11 comments… add one
  • When in the name of all that is holy will the imbecilic, self-serving popinjays in the Congress finally realize that the one-size-fits-all bureaucrat’s delights that they’ve enacted in the name of fiscal stimulus don’t address the actual problems that are apparent in the country and urgently in need of attention?

    Are you referring to the same Congress that spread anti-terror money all over Montana, Idaho, Nebraska and other states Al Qaeda’s never heard of?

    You persist in your hope that rationality might suddenly bust out in Washington. Some unheralded strain of Swiss optimism?

  • Are you referring to the same Congress that spread anti-terror money all over Montana, Idaho, Nebraska and other states Al Qaeda’s never heard of?

    Yeah, I complained about that, too.

    I’m in good company in my complaint. Fellow Missourian Sam Clemens wrote:

    Suppose you were an imbecile. Now suppose you were a Congressman. But I repeat myself.

    Even a stopped clock is right twice a day.

  • Unemployment, both in the U.S. and the world as a whole, marches ever higher because the field of economics doesn’t account for the relationship between population density and per capita consumption.

    Following the beating the field of economics took over the seeming failure of Malthus’ theory, economists adamantly refuse to ever again consider the effects of population growth. If they did, they might come to understand that once an optimum population density is breached, further over-crowding begins to erode per capita consumption and, consequently, per capita employment.

    And these effects of an excessive population density are actually imported when a nation like the U.S. attempts to trade freely with other nations much more densely populated – nations like China, Japan, Germany, Korea and a host of others. The result is an automatic trade deficit and loss of jobs – tantamount to economic suicide.

    Using 2006 data, an in-depth analysis reveals that, of our top twenty per capita trade deficits in manufactured goods (the trade deficit divided by the population of the country in question), eighteen are with nations much more densely populated than our own. Even more revealing, if the nations of the world are divided equally around the median population density, the U.S. had a trade surplus in manufactured goods of $17 billion with the half of nations below the median population density. With the half above the median, we had a $480 billion deficit!

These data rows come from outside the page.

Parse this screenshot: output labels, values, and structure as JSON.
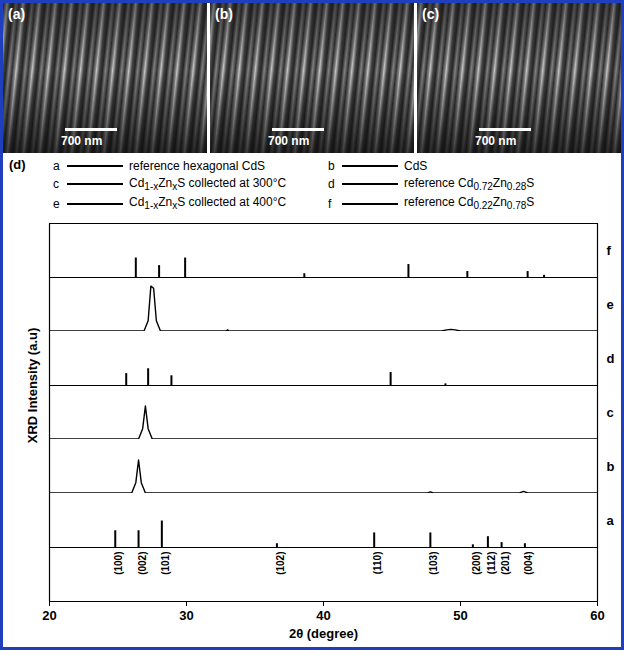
{
  "images": [
    {
      "label": "(a)",
      "scale_bar": "700 nm"
    },
    {
      "label": "(b)",
      "scale_bar": "700 nm"
    },
    {
      "label": "(c)",
      "scale_bar": "700 nm"
    }
  ],
  "chart_data": {
    "type": "line",
    "title": "(d)",
    "xlabel": "2θ (degree)",
    "ylabel": "XRD Intensity (a.u)",
    "xlim": [
      20,
      60
    ],
    "xticks": [
      20,
      30,
      40,
      50,
      60
    ],
    "ylim": [
      0,
      100
    ],
    "tick_labels": "x",
    "series": [
      {
        "key": "a",
        "name": "reference hexagonal CdS",
        "type": "stem",
        "color": "#000000",
        "x": [
          24.8,
          26.5,
          28.2,
          36.6,
          43.7,
          47.8,
          50.9,
          52.0,
          53.0,
          54.7
        ],
        "values": [
          31,
          31,
          49,
          7,
          27,
          27,
          5,
          20,
          9,
          7
        ]
      },
      {
        "key": "b",
        "name": "CdS",
        "type": "line",
        "color": "#000000",
        "x": [
          20,
          26.0,
          26.3,
          26.5,
          26.7,
          27.0,
          47.6,
          47.8,
          48.0,
          54.3,
          54.6,
          54.9,
          60
        ],
        "values": [
          1,
          1,
          20,
          62,
          20,
          1,
          1,
          3,
          1,
          1,
          4,
          1,
          1
        ]
      },
      {
        "key": "c",
        "name": "Cd1-xZnxS collected at 300°C",
        "type": "line",
        "color": "#000000",
        "x": [
          20,
          26.5,
          26.8,
          27.0,
          27.2,
          27.5,
          60
        ],
        "values": [
          1,
          1,
          20,
          62,
          20,
          1,
          1
        ]
      },
      {
        "key": "d",
        "name": "reference Cd0.72Zn0.28S",
        "type": "stem",
        "color": "#000000",
        "x": [
          25.6,
          27.2,
          28.9,
          44.9,
          48.9
        ],
        "values": [
          22,
          31,
          18,
          24,
          3
        ]
      },
      {
        "key": "e",
        "name": "Cd1-xZnxS collected at 400°C",
        "type": "line",
        "color": "#000000",
        "x": [
          20,
          26.9,
          27.2,
          27.4,
          27.6,
          27.8,
          28.1,
          32.9,
          33.0,
          33.1,
          48.6,
          49.0,
          49.3,
          49.6,
          50.0,
          60
        ],
        "values": [
          1,
          1,
          20,
          84,
          80,
          20,
          1,
          1,
          3,
          1,
          1,
          3,
          4,
          3,
          1,
          1
        ]
      },
      {
        "key": "f",
        "name": "reference Cd0.22Zn0.78S",
        "type": "stem",
        "color": "#000000",
        "x": [
          26.3,
          28.0,
          29.9,
          38.6,
          46.2,
          50.5,
          54.9,
          56.1
        ],
        "values": [
          36,
          22,
          36,
          7,
          24,
          11,
          11,
          4
        ]
      }
    ],
    "annotations": [
      {
        "text": "(100)",
        "x": 24.8
      },
      {
        "text": "(002)",
        "x": 26.5
      },
      {
        "text": "(101)",
        "x": 28.2
      },
      {
        "text": "(102)",
        "x": 36.6
      },
      {
        "text": "(110)",
        "x": 43.7
      },
      {
        "text": "(103)",
        "x": 47.8
      },
      {
        "text": "(200)",
        "x": 50.9
      },
      {
        "text": "(112)",
        "x": 52.0
      },
      {
        "text": "(201)",
        "x": 53.0
      },
      {
        "text": "(004)",
        "x": 54.7
      }
    ]
  }
}
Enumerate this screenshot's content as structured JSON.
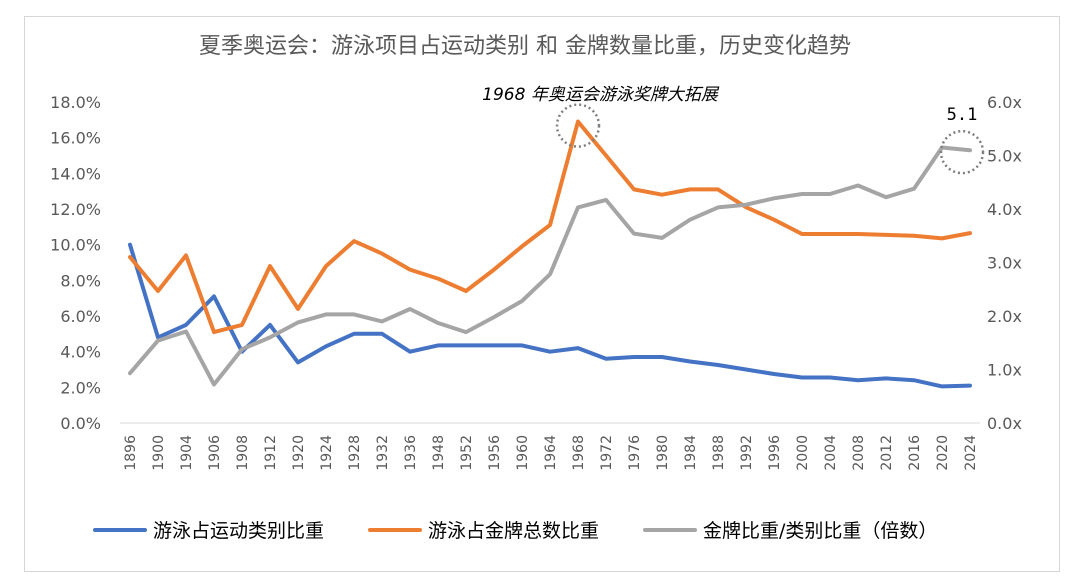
{
  "chart_data": {
    "type": "line",
    "title": "夏季奥运会：游泳项目占运动类别 和 金牌数量比重，历史变化趋势",
    "categories": [
      "1896",
      "1900",
      "1904",
      "1906",
      "1908",
      "1912",
      "1920",
      "1924",
      "1928",
      "1932",
      "1936",
      "1948",
      "1952",
      "1956",
      "1960",
      "1964",
      "1968",
      "1972",
      "1976",
      "1980",
      "1984",
      "1988",
      "1992",
      "1996",
      "2000",
      "2004",
      "2008",
      "2012",
      "2016",
      "2020",
      "2024"
    ],
    "y_left": {
      "ticks": [
        "0.0%",
        "2.0%",
        "4.0%",
        "6.0%",
        "8.0%",
        "10.0%",
        "12.0%",
        "14.0%",
        "16.0%",
        "18.0%"
      ],
      "range": [
        0,
        18
      ]
    },
    "y_right": {
      "ticks": [
        "0.0x",
        "1.0x",
        "2.0x",
        "3.0x",
        "4.0x",
        "5.0x",
        "6.0x"
      ],
      "range": [
        0,
        6
      ]
    },
    "series": [
      {
        "name": "游泳占运动类别比重",
        "axis": "left",
        "color": "#4472C4",
        "values": [
          10.0,
          4.8,
          5.5,
          7.1,
          4.0,
          5.5,
          3.4,
          4.3,
          5.0,
          5.0,
          4.0,
          4.35,
          4.35,
          4.35,
          4.35,
          4.0,
          4.2,
          3.6,
          3.7,
          3.7,
          3.45,
          3.25,
          3.0,
          2.75,
          2.55,
          2.55,
          2.4,
          2.5,
          2.4,
          2.05,
          2.1
        ]
      },
      {
        "name": "游泳占金牌总数比重",
        "axis": "left",
        "color": "#ED7D31",
        "values": [
          9.3,
          7.4,
          9.4,
          5.1,
          5.5,
          8.8,
          6.4,
          8.8,
          10.2,
          9.5,
          8.6,
          8.1,
          7.4,
          8.6,
          9.9,
          11.1,
          16.9,
          15.0,
          13.1,
          12.8,
          13.1,
          13.1,
          12.1,
          11.4,
          10.6,
          10.6,
          10.6,
          10.55,
          10.5,
          10.35,
          10.65
        ]
      },
      {
        "name": "金牌比重/类别比重（倍数）",
        "axis": "right",
        "color": "#A5A5A5",
        "values": [
          0.93,
          1.54,
          1.71,
          0.72,
          1.38,
          1.6,
          1.88,
          2.03,
          2.03,
          1.9,
          2.13,
          1.87,
          1.7,
          1.98,
          2.28,
          2.78,
          4.03,
          4.17,
          3.54,
          3.46,
          3.8,
          4.03,
          4.08,
          4.2,
          4.28,
          4.28,
          4.44,
          4.22,
          4.38,
          5.15,
          5.1
        ]
      }
    ],
    "annotations": [
      {
        "text": "1968 年奥运会游泳奖牌大拓展",
        "category": "1968"
      },
      {
        "text": "5.1",
        "category": "2024"
      }
    ],
    "legend": "bottom",
    "grid": false
  }
}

    If you‘re interested in learning more about this important new economic theory, then I invite you to visit either of my web sites at OpenWindowPublishingCo.com or PeteMurphy.wordpress.com where you can read the preface, join in the blog discussion and, of course, buy the book if you like. (It’s also available at Amazon.com.)

    Pete Murphy
    Author, “Five Short Blasts”

  • Drew Link

    Maybe we could develop a bomb – a neutron bomb sort of concept – that just sterilizes the population, but leaves everything else intact.

    Happy days again in manufacturing.

  • Drew Link

    I reflexively agree with your local solutions to local problems approach.

    However, we must observe that local voters have put in local politicians who have implemented policies harmful to the local economies in Michigan, Ohio, California, Illinois etc….

  • I think that reforms in local policies are an essential part of the solutions to local problems, Drew.

  • marc jocis Link

    these reports are a crock and i’ll tell you why………
    #1 nobody i know with a high school diploma is out of a job.
    #2 nobody who has developed their skills and talents before having babies is in country is in that much trouble.
    so where is the breakdown of these statistics so i can minis that from the national rate to get the real unemployment rate less the stupid factor.

  • Steve Fickler Link

    In the last 18 months the unemployment rate has doubled. The only areas “safe” are the agricultural states of the upper mid-west where there is little big-business manufacturing and less financial ‘institutions’. The consistency of this area is due to sparse population and little government dependence for hard-working, employed people. The insatiable greed of the top 5% has driven our manufacturing jobs overseas. The same thirst for wealth that has before, and will again, destroy the greatest society on earth.